About Fees & Transparency

  1. How are processing fees charged – netted out daily, or billed separately at month-end?
  2. Can we see every transaction, its fee, and its deposit status in one place?
  3. If donors cover fees, are those amounts clearly shown on their contribution statements?


About ACH & Mobile

  1. How prominent is ACH in the giving experience, especially on mobile?
  2. Do you encourage ACH as a stewardship tool, or is everything framed around cards?


About Reliability

  1. What happens if your payment provider or gateway goes down during a Sunday service or campaign?
  2. Do you monitor outages and communicate proactively with churches?


If a vendor can’t answer these questions clearly, that’s a sign to slow down before you sign up.


7. How to Talk About Fees With Your Congregation

Processing fees are a “behind the scenes” topic, but they can actually become a moment of discipleship and trust when handled well.


Consider:

  • Being honest in member meetings or annual reports about what portion of online gifts goes to fees.
  • Celebrating stewardship wins, like when shifting more donors to ACH saves hundreds or thousands of dollars a year.
  • Explaining options clearly on your giving page (e.g., “ACH helps more of your gift go directly to ministry.”).


People appreciate transparency. When donors know you’re making wise decisions with the tools you use—even down to processing fees—it builds confidence in the way your church handles money.


Choosing Tools That Serve Your Mission

Donation processing fees aren’t going away. But the way your church handles them can either:

  • Add confusion and extra work for your finance team, or
  • Create clarity, trust, and better stewardship of every tithe and offering.

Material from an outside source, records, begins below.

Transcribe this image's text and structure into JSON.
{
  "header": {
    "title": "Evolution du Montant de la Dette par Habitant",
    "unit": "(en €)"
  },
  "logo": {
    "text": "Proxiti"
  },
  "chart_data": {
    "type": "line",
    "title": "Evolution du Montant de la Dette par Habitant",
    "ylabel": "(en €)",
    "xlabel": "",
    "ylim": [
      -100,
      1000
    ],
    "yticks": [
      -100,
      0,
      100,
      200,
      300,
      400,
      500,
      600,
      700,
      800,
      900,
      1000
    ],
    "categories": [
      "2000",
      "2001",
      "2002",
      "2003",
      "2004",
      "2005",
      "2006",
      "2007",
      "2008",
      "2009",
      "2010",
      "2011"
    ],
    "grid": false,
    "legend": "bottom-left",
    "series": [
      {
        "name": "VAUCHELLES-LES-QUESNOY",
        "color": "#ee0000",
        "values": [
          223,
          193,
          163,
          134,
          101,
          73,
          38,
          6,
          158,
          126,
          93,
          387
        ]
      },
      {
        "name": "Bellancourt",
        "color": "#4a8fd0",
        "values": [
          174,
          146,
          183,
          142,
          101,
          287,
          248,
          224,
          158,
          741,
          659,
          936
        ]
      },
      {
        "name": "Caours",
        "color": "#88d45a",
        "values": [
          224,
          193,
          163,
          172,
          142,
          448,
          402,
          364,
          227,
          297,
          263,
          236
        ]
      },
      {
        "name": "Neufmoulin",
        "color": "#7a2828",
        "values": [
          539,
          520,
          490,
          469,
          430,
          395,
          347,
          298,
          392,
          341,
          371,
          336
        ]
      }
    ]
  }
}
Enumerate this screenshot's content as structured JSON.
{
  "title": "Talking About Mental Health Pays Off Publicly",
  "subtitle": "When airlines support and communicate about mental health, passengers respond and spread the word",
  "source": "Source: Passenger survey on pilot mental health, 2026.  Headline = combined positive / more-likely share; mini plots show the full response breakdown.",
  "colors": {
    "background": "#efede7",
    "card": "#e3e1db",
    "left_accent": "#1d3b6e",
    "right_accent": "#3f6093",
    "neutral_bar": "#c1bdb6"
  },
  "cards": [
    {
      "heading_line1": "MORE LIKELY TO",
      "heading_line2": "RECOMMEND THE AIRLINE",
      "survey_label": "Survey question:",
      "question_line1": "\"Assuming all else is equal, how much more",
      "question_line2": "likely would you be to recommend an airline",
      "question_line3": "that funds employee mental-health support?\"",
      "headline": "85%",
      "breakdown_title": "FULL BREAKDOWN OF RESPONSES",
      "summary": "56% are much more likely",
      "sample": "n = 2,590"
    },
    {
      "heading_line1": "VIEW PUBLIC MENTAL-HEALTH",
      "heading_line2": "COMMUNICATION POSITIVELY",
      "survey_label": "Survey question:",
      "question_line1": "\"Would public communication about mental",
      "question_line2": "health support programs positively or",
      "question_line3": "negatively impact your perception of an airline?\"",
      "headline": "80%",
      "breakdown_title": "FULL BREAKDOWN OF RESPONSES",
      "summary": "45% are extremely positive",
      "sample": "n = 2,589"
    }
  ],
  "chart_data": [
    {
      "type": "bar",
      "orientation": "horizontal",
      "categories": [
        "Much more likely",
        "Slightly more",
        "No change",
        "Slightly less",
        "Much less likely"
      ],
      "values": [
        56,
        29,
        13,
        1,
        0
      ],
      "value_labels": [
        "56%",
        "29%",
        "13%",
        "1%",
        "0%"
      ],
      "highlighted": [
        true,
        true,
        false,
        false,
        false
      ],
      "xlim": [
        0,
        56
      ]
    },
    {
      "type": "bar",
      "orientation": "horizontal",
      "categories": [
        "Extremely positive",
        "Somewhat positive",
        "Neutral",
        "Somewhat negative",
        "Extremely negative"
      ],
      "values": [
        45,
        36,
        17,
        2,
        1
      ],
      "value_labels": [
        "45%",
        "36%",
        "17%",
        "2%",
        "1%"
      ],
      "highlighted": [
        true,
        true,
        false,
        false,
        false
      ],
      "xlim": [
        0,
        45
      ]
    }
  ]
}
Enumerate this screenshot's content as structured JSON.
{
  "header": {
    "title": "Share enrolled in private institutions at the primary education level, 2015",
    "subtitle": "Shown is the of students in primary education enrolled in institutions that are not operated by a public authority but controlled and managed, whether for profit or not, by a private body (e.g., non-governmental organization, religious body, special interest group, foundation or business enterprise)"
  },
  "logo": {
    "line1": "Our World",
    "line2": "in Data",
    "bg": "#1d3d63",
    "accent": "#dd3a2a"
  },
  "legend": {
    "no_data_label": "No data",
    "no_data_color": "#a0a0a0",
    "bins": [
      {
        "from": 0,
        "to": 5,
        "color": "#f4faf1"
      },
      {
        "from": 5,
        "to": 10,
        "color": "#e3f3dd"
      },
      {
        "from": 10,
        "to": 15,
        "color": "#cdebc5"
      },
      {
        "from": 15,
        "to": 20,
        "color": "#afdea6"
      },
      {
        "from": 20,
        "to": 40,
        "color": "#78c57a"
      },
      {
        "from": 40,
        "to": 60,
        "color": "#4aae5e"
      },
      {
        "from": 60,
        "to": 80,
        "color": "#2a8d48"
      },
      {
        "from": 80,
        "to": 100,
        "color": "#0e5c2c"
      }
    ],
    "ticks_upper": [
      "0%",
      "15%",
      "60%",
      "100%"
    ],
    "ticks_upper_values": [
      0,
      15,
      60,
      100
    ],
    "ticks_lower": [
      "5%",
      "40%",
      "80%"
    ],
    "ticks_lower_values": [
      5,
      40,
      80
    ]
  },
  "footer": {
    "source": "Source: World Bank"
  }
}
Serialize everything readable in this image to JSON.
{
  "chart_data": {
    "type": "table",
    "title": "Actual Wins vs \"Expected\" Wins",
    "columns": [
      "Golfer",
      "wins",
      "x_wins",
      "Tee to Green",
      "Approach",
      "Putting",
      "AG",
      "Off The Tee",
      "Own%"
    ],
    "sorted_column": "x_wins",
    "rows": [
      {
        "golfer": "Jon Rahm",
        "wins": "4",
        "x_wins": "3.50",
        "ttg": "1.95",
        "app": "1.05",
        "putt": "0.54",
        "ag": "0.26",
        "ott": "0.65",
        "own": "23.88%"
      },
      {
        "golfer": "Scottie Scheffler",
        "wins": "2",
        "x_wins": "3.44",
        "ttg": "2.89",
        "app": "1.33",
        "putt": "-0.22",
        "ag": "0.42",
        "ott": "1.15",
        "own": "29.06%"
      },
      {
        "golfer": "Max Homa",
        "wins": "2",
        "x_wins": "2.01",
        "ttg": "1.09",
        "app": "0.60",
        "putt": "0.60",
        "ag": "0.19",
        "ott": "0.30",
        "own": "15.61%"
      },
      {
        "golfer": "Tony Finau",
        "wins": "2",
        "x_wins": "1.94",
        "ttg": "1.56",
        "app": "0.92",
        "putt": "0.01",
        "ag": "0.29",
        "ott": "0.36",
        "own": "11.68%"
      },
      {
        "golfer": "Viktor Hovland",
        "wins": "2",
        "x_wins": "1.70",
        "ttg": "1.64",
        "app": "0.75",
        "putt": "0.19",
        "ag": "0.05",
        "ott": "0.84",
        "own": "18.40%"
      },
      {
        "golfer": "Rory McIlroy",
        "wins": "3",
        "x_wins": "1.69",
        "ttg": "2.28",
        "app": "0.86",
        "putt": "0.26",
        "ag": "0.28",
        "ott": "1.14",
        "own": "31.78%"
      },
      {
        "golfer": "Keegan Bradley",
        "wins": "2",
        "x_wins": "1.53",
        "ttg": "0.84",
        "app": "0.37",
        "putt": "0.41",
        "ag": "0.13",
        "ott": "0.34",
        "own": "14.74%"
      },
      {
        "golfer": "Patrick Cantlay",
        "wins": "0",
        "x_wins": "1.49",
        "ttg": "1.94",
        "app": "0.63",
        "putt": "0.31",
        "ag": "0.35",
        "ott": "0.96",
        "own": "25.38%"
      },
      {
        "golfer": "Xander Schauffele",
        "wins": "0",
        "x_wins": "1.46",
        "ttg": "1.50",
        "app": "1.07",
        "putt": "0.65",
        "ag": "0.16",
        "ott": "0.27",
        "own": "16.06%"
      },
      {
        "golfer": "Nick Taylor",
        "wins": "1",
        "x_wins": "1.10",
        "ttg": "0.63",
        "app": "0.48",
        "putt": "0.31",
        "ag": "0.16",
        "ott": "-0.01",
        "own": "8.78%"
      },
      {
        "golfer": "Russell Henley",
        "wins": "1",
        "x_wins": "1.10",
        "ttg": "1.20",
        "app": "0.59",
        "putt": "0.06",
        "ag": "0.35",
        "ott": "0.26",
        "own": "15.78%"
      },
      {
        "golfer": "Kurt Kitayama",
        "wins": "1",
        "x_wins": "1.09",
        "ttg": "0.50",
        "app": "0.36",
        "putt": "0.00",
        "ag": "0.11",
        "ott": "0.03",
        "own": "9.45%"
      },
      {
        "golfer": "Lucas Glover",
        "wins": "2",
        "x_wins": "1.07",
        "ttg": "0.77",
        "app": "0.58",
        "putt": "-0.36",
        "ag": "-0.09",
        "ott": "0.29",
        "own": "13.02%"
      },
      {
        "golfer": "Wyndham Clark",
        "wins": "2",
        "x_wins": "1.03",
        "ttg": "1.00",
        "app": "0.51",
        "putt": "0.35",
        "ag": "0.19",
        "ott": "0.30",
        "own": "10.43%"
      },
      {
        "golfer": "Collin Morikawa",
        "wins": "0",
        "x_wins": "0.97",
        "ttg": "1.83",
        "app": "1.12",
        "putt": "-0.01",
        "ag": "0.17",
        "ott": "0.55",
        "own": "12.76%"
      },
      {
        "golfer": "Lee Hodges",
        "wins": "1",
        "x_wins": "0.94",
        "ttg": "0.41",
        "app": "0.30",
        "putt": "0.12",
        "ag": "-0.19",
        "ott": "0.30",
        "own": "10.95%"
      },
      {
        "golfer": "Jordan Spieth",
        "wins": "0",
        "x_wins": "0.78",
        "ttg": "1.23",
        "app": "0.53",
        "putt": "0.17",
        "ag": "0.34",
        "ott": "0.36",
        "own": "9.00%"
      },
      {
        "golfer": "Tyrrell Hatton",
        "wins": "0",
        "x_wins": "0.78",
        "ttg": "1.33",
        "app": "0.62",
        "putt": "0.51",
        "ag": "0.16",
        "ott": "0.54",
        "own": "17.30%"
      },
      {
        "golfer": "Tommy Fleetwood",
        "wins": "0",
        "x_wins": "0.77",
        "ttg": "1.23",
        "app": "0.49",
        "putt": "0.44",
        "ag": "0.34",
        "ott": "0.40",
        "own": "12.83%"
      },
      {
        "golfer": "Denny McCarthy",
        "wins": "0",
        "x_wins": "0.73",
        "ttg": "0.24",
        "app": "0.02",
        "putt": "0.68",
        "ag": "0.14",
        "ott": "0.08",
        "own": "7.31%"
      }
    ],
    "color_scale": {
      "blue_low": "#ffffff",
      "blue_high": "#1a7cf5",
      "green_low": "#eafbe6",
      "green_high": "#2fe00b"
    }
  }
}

SteepleMate’s approach – direct support, net daily settlements, and clear visibility into every gift—is rooted in a simple conviction: churches deserve to understand what’s happening with every dollar given in faith.


You don’t have to become a payments expert to be a good steward. You just need partners and tools that tell the truth, handle the complexity, and let you focus on ministry.

And you’re not figuring it out alone – we’re here with you every step of the way.